Squaring and Leveling Mudsills
If you assume the foundation is accurate, you may end up custom cutting each rafter and fussing with every miter in your trim.
Synopsis: Making sure that mudsills are installed properly is the crucial first steps in framing a house. Done correctly, the process will minimize problems and maximize efficiency for the entire construction job. This article explains what to do.
On one of our first framing jobs, the lead carpenter installed the mudsills by just lining them up with the outside edge of the foundation. It wasn’t until the first-floor deck was framed and sheathed that we realized the foundation was 3 in. wider at one end, which made the whole platform miserably out of square. We battled problems from this little oversight all the way through the roof, and soon after we began looking for a new lead carpenter.
In the 15 or so years since that project, we’ve become a little fanatical about squaring and levelling our mudsills regardless of the scale or price range of the house. The reward for being finicky is a first-floor platform that is square, level and built to the exact dimensions called for on the plans. This extra care that is taken at the beginning saves us time and headaches throughout the project.

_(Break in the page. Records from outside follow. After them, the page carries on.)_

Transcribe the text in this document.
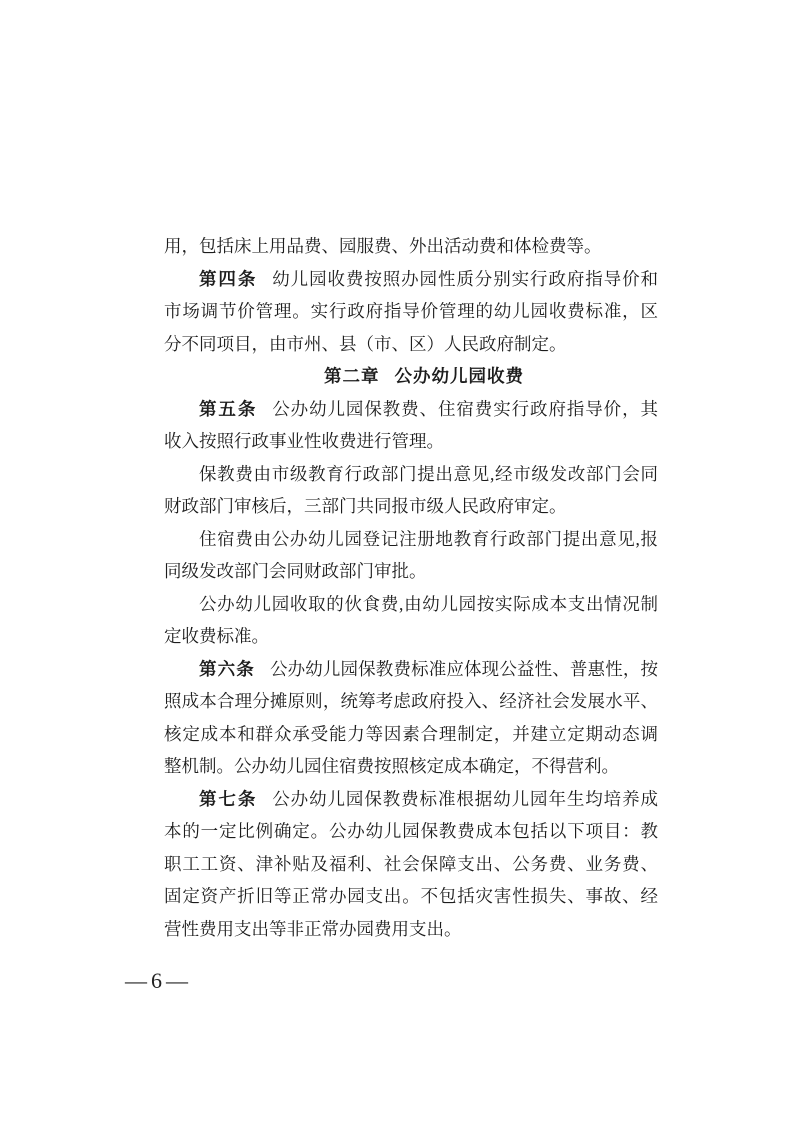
用，包括床上用品费、园服费、外出活动费和体检费等。
第四条 幼儿园收费按照办园性质分别实行政府指导价和
市场调节价管理。实行政府指导价管理的幼儿园收费标准，区
分不同项目，由市州、县（市、区）人民政府制定。
第二章 公办幼儿园收费
第五条 公办幼儿园保教费、住宿费实行政府指导价，其
收入按照行政事业性收费进行管理。
保教费由市级教育行政部门提出意见,经市级发改部门会同
财政部门审核后，三部门共同报市级人民政府审定。
住宿费由公办幼儿园登记注册地教育行政部门提出意见,报
同级发改部门会同财政部门审批。
公办幼儿园收取的伙食费,由幼儿园按实际成本支出情况制
定收费标准。
第六条 公办幼儿园保教费标准应体现公益性、普惠性，按
照成本合理分摊原则，统筹考虑政府投入、经济社会发展水平、
核定成本和群众承受能力等因素合理制定，并建立定期动态调
整机制。公办幼儿园住宿费按照核定成本确定，不得营利。
第七条 公办幼儿园保教费标准根据幼儿园年生均培养成
本的一定比例确定。公办幼儿园保教费成本包括以下项目：教
职工工资、津补贴及福利、社会保障支出、公务费、业务费、
固定资产折旧等正常办园支出。不包括灾害性损失、事故、经
营性费用支出等非正常办园费用支出。
— 6 —
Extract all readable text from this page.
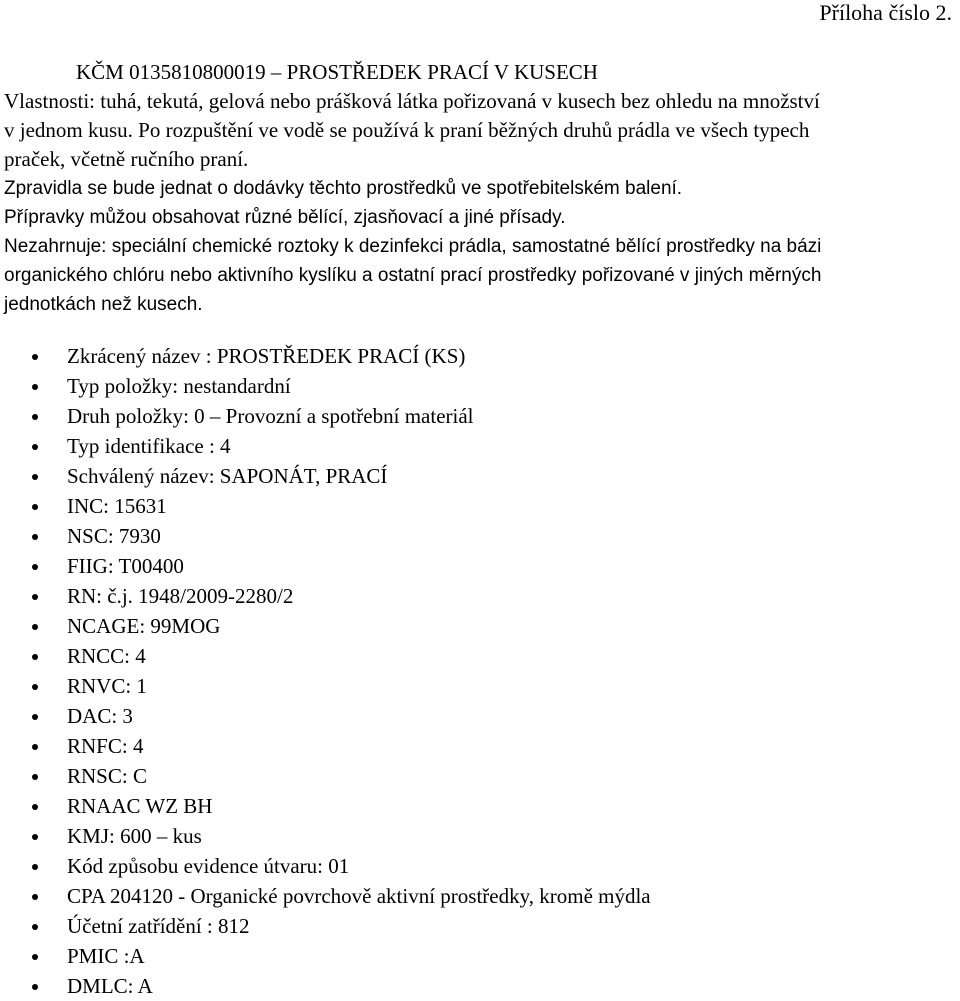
Příloha číslo 2.
KČM 0135810800019 – PROSTŘEDEK PRACÍ V KUSECH
Vlastnosti: tuhá, tekutá, gelová nebo prášková látka pořizovaná v kusech bez ohledu na množství
v jednom kusu. Po rozpuštění ve vodě se používá k praní běžných druhů prádla ve všech typech
praček, včetně ručního praní.
Zpravidla se bude jednat o dodávky těchto prostředků ve spotřebitelském balení.
Přípravky můžou obsahovat různé bělící, zjasňovací a jiné přísady.
Nezahrnuje: speciální chemické roztoky k dezinfekci prádla, samostatné bělící prostředky na bázi
organického chlóru nebo aktivního kyslíku a ostatní prací prostředky pořizované v jiných měrných
jednotkách než kusech.
Zkrácený název : PROSTŘEDEK PRACÍ (KS)
Typ položky: nestandardní
Druh položky: 0 – Provozní a spotřební materiál
Typ identifikace : 4
Schválený název: SAPONÁT, PRACÍ
INC: 15631
NSC: 7930
FIIG: T00400
RN: č.j. 1948/2009-2280/2
NCAGE: 99MOG
RNCC: 4
RNVC: 1
DAC: 3
RNFC: 4
RNSC: C
RNAAC WZ BH
KMJ: 600 – kus
Kód způsobu evidence útvaru: 01
CPA 204120 - Organické povrchově aktivní prostředky, kromě mýdla
Účetní zatřídění : 812
PMIC :A
DMLC: A
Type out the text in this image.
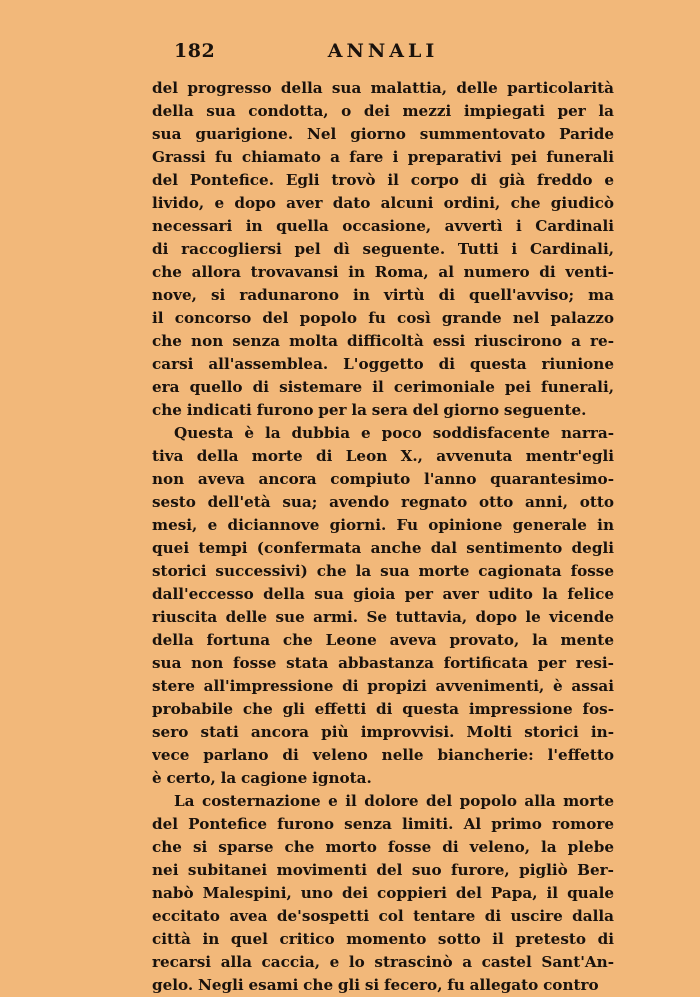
182	ANNALI
del progresso della sua malattia, delle particolarità
della sua condotta, o dei mezzi impiegati per la
sua guarigione. Nel giorno summentovato Paride
Grassi fu chiamato a fare i preparativi pei funerali
del Pontefice. Egli trovò il corpo di già freddo e
livido, e dopo aver dato alcuni ordini, che giudicò
necessari in quella occasione, avvertì i Cardinali
di raccogliersi pel dì seguente. Tutti i Cardinali,
che allora trovavansi in Roma, al numero di venti-
nove, si radunarono in virtù di quell'avviso; ma
il concorso del popolo fu così grande nel palazzo
che non senza molta difficoltà essi riuscirono a re-
carsi all'assemblea. L'oggetto di questa riunione
era quello di sistemare il cerimoniale pei funerali,
che indicati furono per la sera del giorno seguente.
Questa è la dubbia e poco soddisfacente narra-
tiva della morte di Leon X., avvenuta mentr'egli
non aveva ancora compiuto l'anno quarantesimo-
sesto dell'età sua; avendo regnato otto anni, otto
mesi, e diciannove giorni. Fu opinione generale in
quei tempi (confermata anche dal sentimento degli
storici successivi) che la sua morte cagionata fosse
dall'eccesso della sua gioia per aver udito la felice
riuscita delle sue armi. Se tuttavia, dopo le vicende
della fortuna che Leone aveva provato, la mente
sua non fosse stata abbastanza fortificata per resi-
stere all'impressione di propizi avvenimenti, è assai
probabile che gli effetti di questa impressione fos-
sero stati ancora più improvvisi. Molti storici in-
vece parlano di veleno nelle biancherie: l'effetto
è certo, la cagione ignota.
La costernazione e il dolore del popolo alla morte
del Pontefice furono senza limiti. Al primo romore
che si sparse che morto fosse di veleno, la plebe
nei subitanei movimenti del suo furore, pigliò Ber-
nabò Malespini, uno dei coppieri del Papa, il quale
eccitato avea de'sospetti col tentare di uscire dalla
città in quel critico momento sotto il pretesto di
recarsi alla caccia, e lo strascinò a castel Sant'An-
gelo. Negli esami che gli si fecero, fu allegato contro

Crew members must communicate at all times to get accurate measurements
Measuring foundations is almost always a two-person job and may even involve three people, if more than one measuring tape is being used at one time. Constant communication between all crew members involved in a measurement is of utmost importance to the success of squaring and levelling.
We have an unwritten rule that the person on the beginning, or dummy, end of the measuring tape always calls out the measurement he is holding to the line as well as the color of that line — “5 5/8, blue line,” for instance. The person on the business end of the measuring tape always acknowledges his partner’s call before recording the measurement.
To maintain the highest level of consistency and accuracy, we also insist that crew members never switch ends of the tape or switch jobs with anyone else on the crew during the entire process. On past projects we wasted hours trying to figure out why dimensions didn’t jibe only to discover that a crew member merely held the tape in the wrong spot and that his partner failed to check him.
Check the foundation right away
We always square the foundation and snap lines for our mudsills right after the forms have been stripped (and before the foundation contractor is paid), even if we know that we won’t begin framing for a while. Although totally unworkable foundations are rare, we have seen some foundation pours that were out of level as much as 3 in. in 40 ft. and some foundations that varied up to 12 in. from the specifications on the plan. Our crew can work comfortably with foundation tolerances that are within 3/4 in. of square and 1/2 in. of level, and overall dimensions that are within 1/2 in. of the foundation plan.